I have intrusive thoughts of many kinds. They haunt me and make me want to stop living
I have intrusive thoughts and they consume me. My mind runs 100 mph and I can’t stop it. Thoughts or images stick. And my mind adds horrible things to them and makes me feel like a psycho.
I wonder if it’s OCD or if I’m really just crazy. It is also especially hard because a lot of the time it involves people I care for more than anything in the world. My spouse or children.
I feel like a bad person for thinking these nasty thoughts but I can’t make them stop. I can’t distinguish if the thoughts are of touching or not. I know that word runs a race in my brain. And when a child crosses my mind after it it’s like my brain combines them.
I’m scared to tell my spouse because I fear they will leave me and judge me. But all I really want is for them to know everything so that they can be there for me and comfort me, understand I’m going through something. Something torturous. They think that the anxiety and OCD is not a big deal. And that I really don’t need medication to help me.
I am not a bad person and I fear that these thoughts will become actions if they do not go away. Everything I read or see about this my brain uses against me, and I have thoughts about it that get twisted and manipulated. I just want to feel normal.
I remember when I was younger checking on loved ones 3 times in 5 minutes to make sure they were still breathing. Touching things over and over. Different little things. I really don’t do that anymore. It’s these thoughts and a racing mind. Sometimes I don’t want to live. If this continues I cannot go on. I would rather die than live with this everyday. I’m scared of what everyone will think of me.
Is it OCD or am I a monster?
Categories: The Wall
There is a clinic in Massachusetts called the OCD Institute, which is part of McLean Hospital. I went there 2 years ago for a 90 day stay. This place is wonderful & you will meet other people with the exact same experiences. They accept almost all forms of insurance. I urge you to get help, either here or some place closer. This is a real disorder what you have & it’s not your fault. Hang in there.
OCD is a mental health disorder. Disorder means it affects your work and life. OCD is treatable. When you take that extremely hard but brave step to reach out for help, it will help you and your family. As you start to feel better, you will become a dad and husband you isn’t plagued by intrusive thoughts. And yes, I too compare my racing, intrusive OCD thoughts to mph. And when my therapist asks, sometimes I can’t tease any particular intrusive thought since so many get stuck so fast in my ‘sticky mind’. Thank you for your post. It makes me feel less alone with pure OCD.
No, you’re not a monster. It sounds just like Pure O, the smae kind of OCD I’ve got. It’s just plain old OCD really, but the bulk of it is intrusive thoughts surrounding things that arent true, opposites, things you fear being or doing.
This is particularly telling:
“It is also especially hard because a lot of the time it involves people I care for more than anything in the world. My spouse or children.”
Pure O makes a beeline for what holds the most emotional significance for you, be it things you love, or things you hate, and it starts to probe those things by tossing you the worst ideas it can spin out of them. You’re naturally compelled at some point to do something to right the wrong ideas- alas this just cuts the grooves deeper and what was a mole hill, evolves into the Himalayas and it can consume your waking days.
But rest assured it’s just OCD, and you;re not a monster – you’ve just got a fault in your brain.

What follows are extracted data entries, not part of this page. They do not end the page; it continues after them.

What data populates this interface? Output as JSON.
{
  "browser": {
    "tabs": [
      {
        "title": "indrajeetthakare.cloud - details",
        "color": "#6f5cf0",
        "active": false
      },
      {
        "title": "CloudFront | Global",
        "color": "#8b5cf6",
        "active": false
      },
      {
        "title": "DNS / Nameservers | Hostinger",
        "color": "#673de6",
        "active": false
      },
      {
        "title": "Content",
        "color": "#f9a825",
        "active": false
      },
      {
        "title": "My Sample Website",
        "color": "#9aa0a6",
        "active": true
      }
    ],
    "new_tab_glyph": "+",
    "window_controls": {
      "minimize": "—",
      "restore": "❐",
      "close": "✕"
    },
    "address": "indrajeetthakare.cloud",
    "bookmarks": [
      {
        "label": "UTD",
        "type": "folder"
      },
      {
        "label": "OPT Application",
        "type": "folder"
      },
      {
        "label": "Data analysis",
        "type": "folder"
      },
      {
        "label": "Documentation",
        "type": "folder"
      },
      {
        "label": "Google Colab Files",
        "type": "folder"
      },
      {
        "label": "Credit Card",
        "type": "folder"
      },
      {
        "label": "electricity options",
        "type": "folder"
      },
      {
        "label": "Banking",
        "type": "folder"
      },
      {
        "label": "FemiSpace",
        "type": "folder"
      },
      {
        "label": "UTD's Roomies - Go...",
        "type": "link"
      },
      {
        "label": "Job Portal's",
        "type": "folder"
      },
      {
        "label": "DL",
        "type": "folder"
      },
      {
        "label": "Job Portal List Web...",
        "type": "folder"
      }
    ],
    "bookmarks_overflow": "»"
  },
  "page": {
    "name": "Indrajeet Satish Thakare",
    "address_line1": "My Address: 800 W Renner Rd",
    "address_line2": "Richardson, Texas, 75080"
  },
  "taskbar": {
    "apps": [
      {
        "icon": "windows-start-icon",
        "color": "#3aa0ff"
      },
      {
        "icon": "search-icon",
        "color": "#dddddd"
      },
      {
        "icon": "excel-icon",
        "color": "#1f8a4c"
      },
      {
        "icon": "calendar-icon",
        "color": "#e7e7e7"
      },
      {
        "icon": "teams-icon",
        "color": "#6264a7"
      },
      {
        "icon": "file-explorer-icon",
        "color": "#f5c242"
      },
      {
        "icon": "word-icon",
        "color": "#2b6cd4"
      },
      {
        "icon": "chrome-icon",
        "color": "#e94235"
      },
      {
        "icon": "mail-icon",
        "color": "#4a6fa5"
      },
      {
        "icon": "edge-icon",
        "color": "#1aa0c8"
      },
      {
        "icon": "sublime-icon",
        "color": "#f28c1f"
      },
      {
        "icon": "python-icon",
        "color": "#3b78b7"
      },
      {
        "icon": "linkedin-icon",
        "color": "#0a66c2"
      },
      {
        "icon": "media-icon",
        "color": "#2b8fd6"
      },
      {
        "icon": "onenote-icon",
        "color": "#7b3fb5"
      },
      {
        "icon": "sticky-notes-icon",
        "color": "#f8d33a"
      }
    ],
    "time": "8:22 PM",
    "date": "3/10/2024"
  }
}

This may not be a popular opinion, but I would not share the worst of it with your wife and family, nor anyone else for that matter(with the possible exception of a psychologist doing CBT with you). While your family may have the will to understand and accept the worst of it, it may simply be beyond their grasp, or worse still, they may get the wrong idea and think you are into some of those things when you’re not at all. It’s a tricky subtle thing to explain to someone who’s not experienced it. So if you share it with your family, I would advise you to just share it in the most superficial non-specific terms, or giving the more palatable examples, but refraining from mentioning the worst stuff. Perhaps giving them a book to read like Brain Lock is a good idea too. Sometimes it’s re-assuring to them hearing it from someone else who’s qualified, instead of from someone familiar.
But of course, ultimately, you should go get a diagnosis and see what a trained psychologist says(which I am not, I’m just a fellow sufferer, so my opinions don’t count for too much I’m afraid).
Good luck man.
I completely understand what you are going through as this happened to me, your story is so similar to mine and it was a truly horrendous time, I was so frightened I would act on my thoughts because they were on a loop that wouldn’t stop and I thought I was going crazy, I kept thinking I was going to hurt someone my mind kept saying things like ‘what if I stab my son’ ‘what if I push my daughter out into the traffic’ and so many other horrific thoughts that would not go away, my life stopped for a while because I was in this dark dark place. Please go and seek help, I went to my GP I got some CBT and medication, because nobody should live like this, I am better now I still take a low dose anti depressant to ward it off but life has got so much better and it will get better for you too. Believe me you are not crazy, people that are going crazy aren’t even aware that its happening to them. Good Luck to you, I very much hope things get better for you soon. Take Care Lucy.